A system of equations involves finding solutions for multiple equations that share common variables. When you have two or more equations, each with the same unknowns, you can use algebra to determine the values of these unknowns that satisfy all the equations simultaneously. In this exercise, we have two equations based on the woman's activities on Monday and Tuesday. Each equation relates her speeds to the distance covered in a given time.
The equations are:

• Monday: \( \frac{1}{2}r + \frac{1}{2}c = \frac{25}{2} \) (where \( r \) is her running speed and \( c \) is her cycling speed).
• Tuesday: \( \frac{1}{5}r + \frac{3}{4}c = 16 \).

To solve these, you can use substitution or elimination methods. In this example, substitution was employed by solving the first equation for one variable and substituting that value into the second equation. This technique helps to reduce complexity, isolating and focusing on one unknown at a time.

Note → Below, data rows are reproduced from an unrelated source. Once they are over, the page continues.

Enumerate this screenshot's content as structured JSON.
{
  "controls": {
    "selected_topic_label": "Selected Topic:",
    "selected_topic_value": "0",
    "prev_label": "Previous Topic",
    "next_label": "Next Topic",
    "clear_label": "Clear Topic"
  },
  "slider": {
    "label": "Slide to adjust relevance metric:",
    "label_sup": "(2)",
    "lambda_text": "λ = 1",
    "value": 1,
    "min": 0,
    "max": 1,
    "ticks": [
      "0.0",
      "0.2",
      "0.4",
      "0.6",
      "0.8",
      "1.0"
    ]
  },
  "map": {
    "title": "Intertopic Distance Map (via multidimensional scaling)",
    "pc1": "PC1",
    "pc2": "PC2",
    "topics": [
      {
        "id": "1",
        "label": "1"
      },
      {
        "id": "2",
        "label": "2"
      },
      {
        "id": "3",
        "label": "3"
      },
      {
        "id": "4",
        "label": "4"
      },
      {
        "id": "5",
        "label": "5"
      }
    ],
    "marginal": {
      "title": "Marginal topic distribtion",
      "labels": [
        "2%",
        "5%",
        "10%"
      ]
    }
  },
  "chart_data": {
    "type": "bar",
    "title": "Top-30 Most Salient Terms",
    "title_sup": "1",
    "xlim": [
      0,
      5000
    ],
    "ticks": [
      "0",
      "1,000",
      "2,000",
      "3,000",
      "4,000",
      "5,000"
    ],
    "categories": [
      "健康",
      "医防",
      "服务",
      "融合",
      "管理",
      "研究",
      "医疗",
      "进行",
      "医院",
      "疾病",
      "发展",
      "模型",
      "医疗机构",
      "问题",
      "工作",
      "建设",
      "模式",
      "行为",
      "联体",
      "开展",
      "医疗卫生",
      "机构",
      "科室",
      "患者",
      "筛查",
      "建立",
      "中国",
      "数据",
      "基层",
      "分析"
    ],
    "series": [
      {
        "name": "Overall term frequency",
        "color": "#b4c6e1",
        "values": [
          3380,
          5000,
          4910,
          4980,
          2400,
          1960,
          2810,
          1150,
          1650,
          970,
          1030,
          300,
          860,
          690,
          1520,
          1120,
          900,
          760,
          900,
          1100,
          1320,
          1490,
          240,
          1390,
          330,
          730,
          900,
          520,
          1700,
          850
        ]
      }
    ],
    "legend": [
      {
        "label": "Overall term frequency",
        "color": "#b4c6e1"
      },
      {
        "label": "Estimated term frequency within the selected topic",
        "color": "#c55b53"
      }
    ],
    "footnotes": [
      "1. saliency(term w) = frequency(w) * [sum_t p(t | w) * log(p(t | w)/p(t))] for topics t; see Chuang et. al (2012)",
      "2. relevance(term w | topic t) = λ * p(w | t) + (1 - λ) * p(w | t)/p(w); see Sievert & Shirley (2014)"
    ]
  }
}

Understanding the relationship between distance, speed, and time is fundamental in solving problems involving motion. The formula is simple: \( \text{Distance} = \text{Speed} \times \text{Time} \). In this case, the woman covers different distances by running and cycling at constant speeds on different days. By knowing either speed or time and the total distance, you can calculate the unknown value.
For example:

• On Monday, she spends \( \frac{1}{2} \) hour at each activity, and the equation is \( \frac{1}{2}r + \frac{1}{2}c = \frac{25}{2} \).
• On Tuesday, the times are \( \frac{1}{5} \) hour running and \( \frac{3}{4} \) hour cycling, forming \( \frac{1}{5}r + \frac{3}{4}c = 16 \).

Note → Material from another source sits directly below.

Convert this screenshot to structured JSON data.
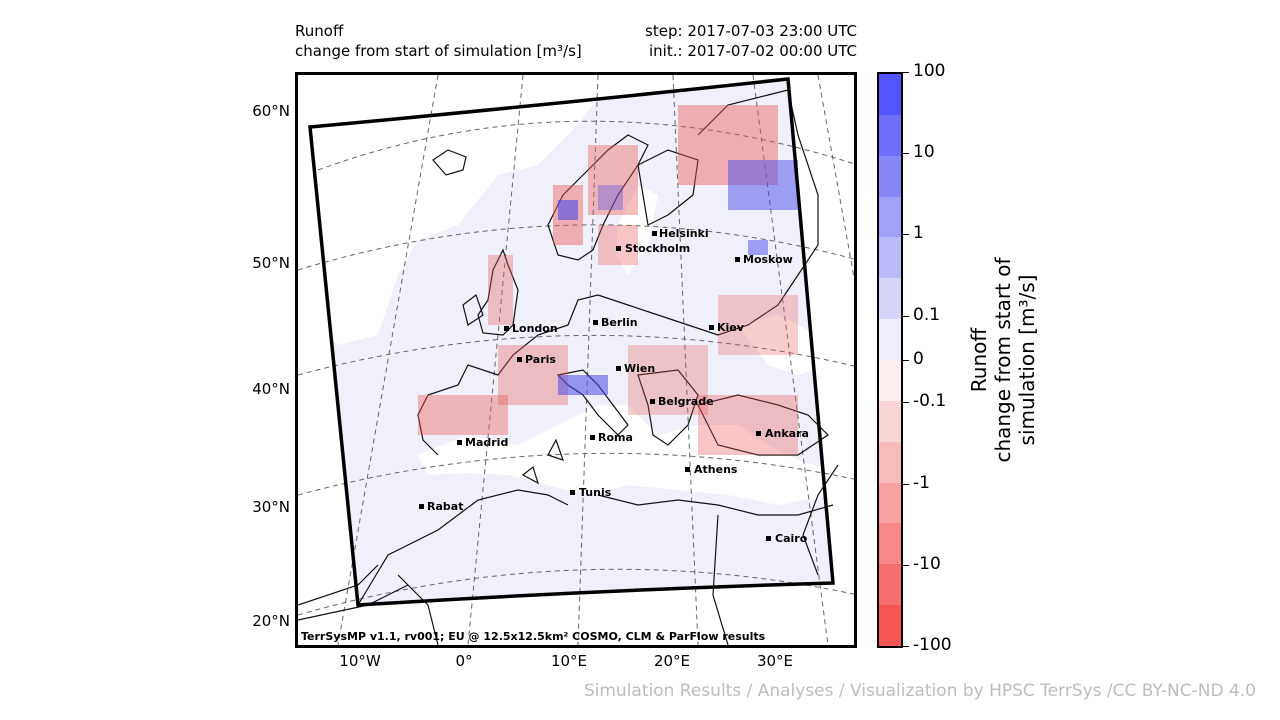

Recognizing these relationships allows you to formulate equations that describe the situation accurately. It's crucial to convert time into hours consistently, as speed is measured in miles per hour.

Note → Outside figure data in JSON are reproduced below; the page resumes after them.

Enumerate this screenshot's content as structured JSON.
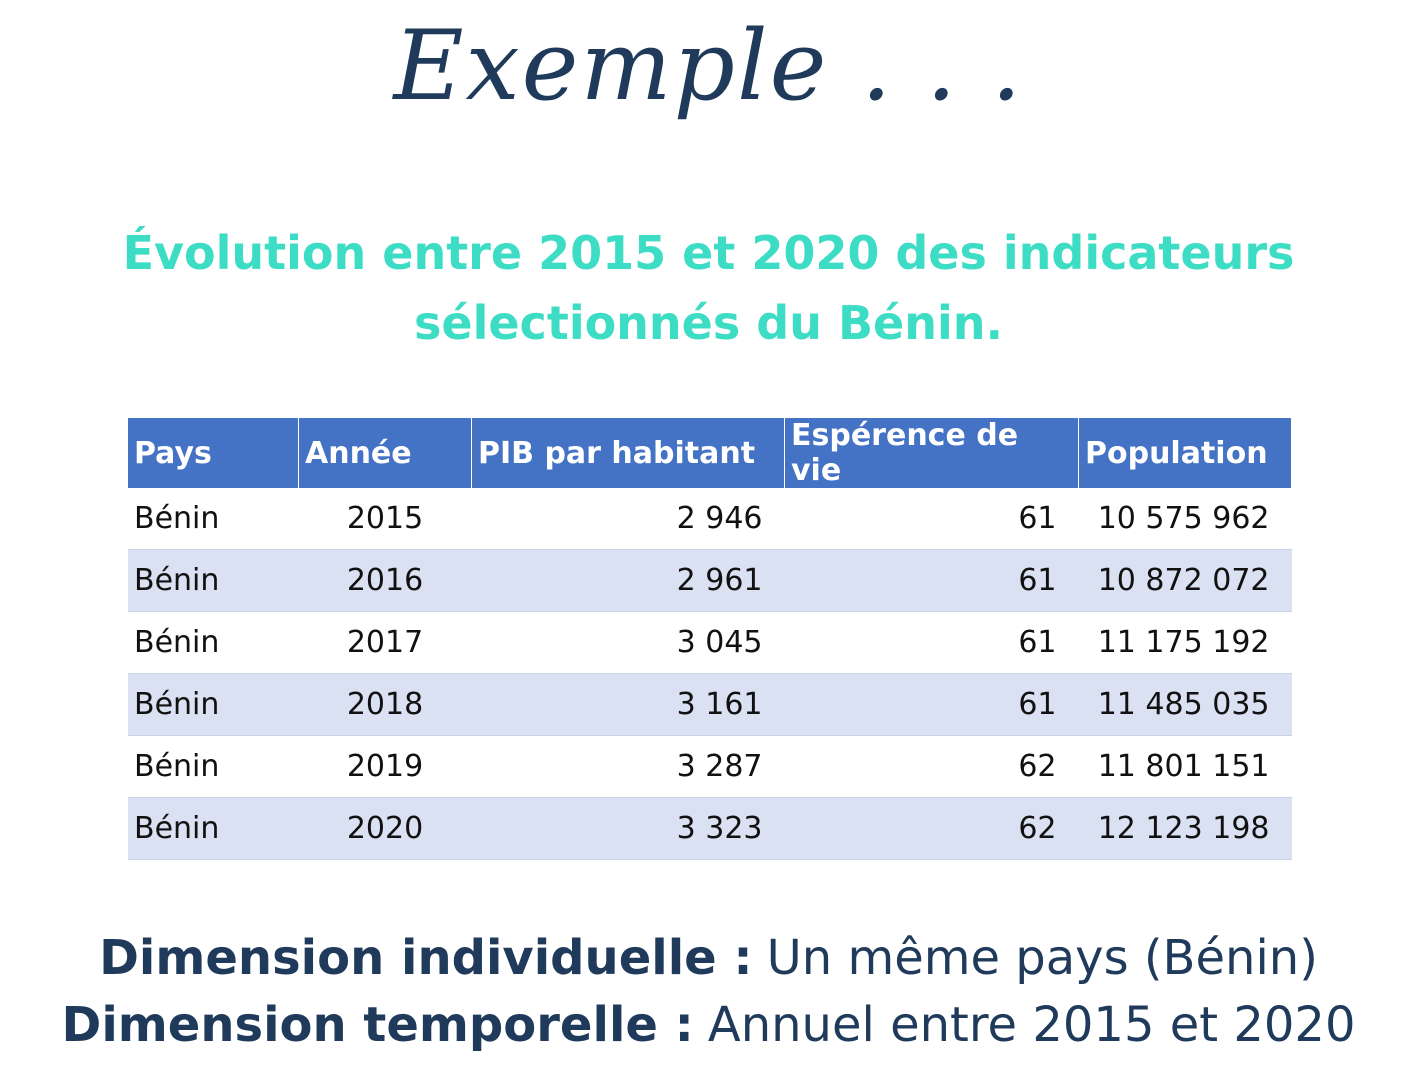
{
  "header": {
    "script_title": "Exemple . . .",
    "title_lines": [
      "Évolution entre 2015 et 2020 des indicateurs",
      "sélectionnés du Bénin."
    ]
  },
  "table": {
    "columns": [
      "Pays",
      "Année",
      "PIB par habitant",
      "Espérence de vie",
      "Population"
    ],
    "rows": [
      [
        "Bénin",
        "2015",
        "2 946",
        "61",
        "10 575 962"
      ],
      [
        "Bénin",
        "2016",
        "2 961",
        "61",
        "10 872 072"
      ],
      [
        "Bénin",
        "2017",
        "3 045",
        "61",
        "11 175 192"
      ],
      [
        "Bénin",
        "2018",
        "3 161",
        "61",
        "11 485 035"
      ],
      [
        "Bénin",
        "2019",
        "3 287",
        "62",
        "11 801 151"
      ],
      [
        "Bénin",
        "2020",
        "3 323",
        "62",
        "12 123 198"
      ]
    ]
  },
  "footer": {
    "lines": [
      {
        "label": "Dimension individuelle :",
        "text": "Un même pays (Bénin)"
      },
      {
        "label": "Dimension temporelle :",
        "text": "Annuel entre 2015 et 2020"
      }
    ]
  }
}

Algebraic manipulation is essential for solving equations like those in this exercise. Once you have the equations set up, you need to manipulate them to isolate the variable you're solving for.
Here’s a simplified procedure:

• Rewrite the first equation in terms of one variable (e.g., \( r + c = 25 \)).
• Use substitution to replace one variable in the second equation (e.g., substitute \( r = 25 - c \) into the second equation).
• Solve this simplified equation to find the value of one variable (\( c = 20 \)).
• Substitute this value back into one of the original equations to find the other unknown (\( r = 5 \)).

This step-by-step manipulation process transforms complex equations into simpler ones, revealing the solutions progressively. It’s a powerful skill that unlocks the ability to solve various algebraic equations.